In Romans 8:19-21 we may be seeing an early statement of what later became the Valentinian doctrine of the Demiurge being saved through the Gospel. But this in turn raises another question: Who was it that subjected the creature to vanity? And, what was this “vanity” that the creature was subjected to?

If we take a clue from the Valentinians then this vanity was the Demiurge’s belief that he alone was the highest God, without knowing the Wisdom above (Irenaeus, ibid., 1.5.3). That Paul held similar views can be seen in 1 Corinthians 2:6-14 and 2 Corinthians 3:6-4:4. In these passages Paul distinguished between a God known to the nature of the soul and a God known by the nature of the Spirit. Paul also stated that Moses received an unspiritual Law that was given by the “god of this world”, and that this Law is in opposition to Spiritual Grace that comes through the Father of Jesus and is revealed in the radiant face of Jesus Christ.

But why then was the Demiurge subject to vanity?

Because the only way the Demiurge would ever find salvation was through repentance and not by nature: because the god of this world is not by nature a spiritual being.
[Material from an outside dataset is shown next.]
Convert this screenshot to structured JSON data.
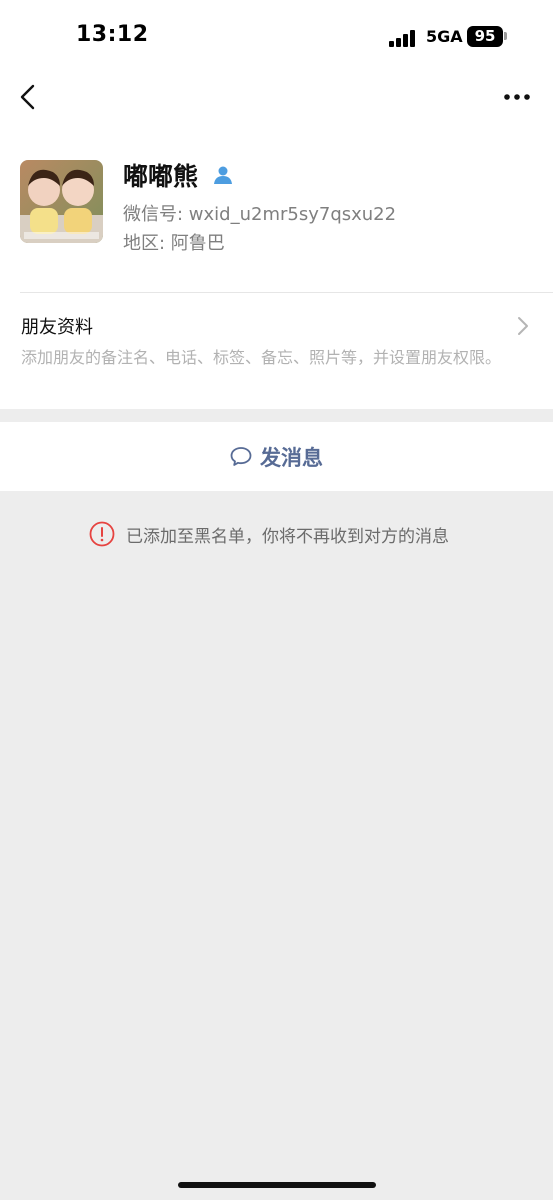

In Valentinian doctrine the Demiurge is under the dominion of the Savior (Irenaeus, ibid., 1. 3 & 7). It is the Savior who allows the Demiurge to reside in ignorance, in his rightful place of vanity until the time that the Gospel is revealed through the children of God who have the spiritual seed (Irenaeus, ibid., 1.7.3-4). As Paul wrote: “…the creature awaits the manifestation of the sons of God…Because the creature itself shall also be delivered from the bondage of corruption into the glorious liberty of the children of God (“teknon tou theou”).